Study participants received neoadjuvant Enhertu either alone or in combination with the aromatase inhibitor anastrozole. According to the AACR release, 17 patients had completed eight planned cycles of Enhertu alone, and 16 had completed six planned cycles of Enhertu plus anastrozole, at the time of first data cutoff on October 5. Some patients were still on treatment, had not yet received scans or had not yet undergone surgery, so the results are not considered mature.
According to data available at the time of the AACR press release, the overall response rates were 75% in the Enhertu-only group and 63% in the Enhertu plus anastrozole group. However, just one person (5%) in the Enhertu monotherapy group and none in the combination therapy group experienced pathologic complete response, defined as complete tumor regression and no lymph node involvement at the time of surgery, which was the study’s primary endpoint.

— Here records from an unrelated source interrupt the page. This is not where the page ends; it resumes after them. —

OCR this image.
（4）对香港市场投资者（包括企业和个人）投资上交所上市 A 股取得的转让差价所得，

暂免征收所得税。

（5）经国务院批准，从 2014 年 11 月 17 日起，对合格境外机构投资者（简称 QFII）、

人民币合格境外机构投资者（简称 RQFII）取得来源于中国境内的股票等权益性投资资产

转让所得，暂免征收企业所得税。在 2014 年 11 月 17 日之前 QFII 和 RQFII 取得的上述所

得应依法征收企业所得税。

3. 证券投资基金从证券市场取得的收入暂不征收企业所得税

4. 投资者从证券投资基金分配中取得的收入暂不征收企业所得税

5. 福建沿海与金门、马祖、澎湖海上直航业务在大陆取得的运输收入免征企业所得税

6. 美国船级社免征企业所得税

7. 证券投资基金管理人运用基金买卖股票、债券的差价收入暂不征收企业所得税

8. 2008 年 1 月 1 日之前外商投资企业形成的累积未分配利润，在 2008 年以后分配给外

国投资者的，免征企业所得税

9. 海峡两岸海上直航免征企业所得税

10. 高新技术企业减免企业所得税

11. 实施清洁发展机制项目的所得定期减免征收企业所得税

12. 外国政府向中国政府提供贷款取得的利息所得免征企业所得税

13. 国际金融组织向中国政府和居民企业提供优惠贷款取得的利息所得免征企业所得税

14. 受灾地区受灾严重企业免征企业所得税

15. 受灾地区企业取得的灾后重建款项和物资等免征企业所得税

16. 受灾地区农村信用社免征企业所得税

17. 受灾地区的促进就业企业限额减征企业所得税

Treatment was generally safe. The most common treatment-related severe adverse events were low potassium, diarrhea, neutropenia, fatigue, headache, vomiting dehydration, and nausea, each of which occurred in less than 6% of patients. One patient developed Grade 2 interstitial lung disease, which resolved after treatment discontinuation.
“The study demonstrated that [Enhertu] was relatively safe in HER2-low, hormone receptor-positive, localized breast cancer,” said study co-investigator Aditya Bardia, MD, MPH, of Mass General Cancer Center. “It provides translational framework for future studies, including combination regimens in the neoadjuvant setting to further improve clinical outcomes.”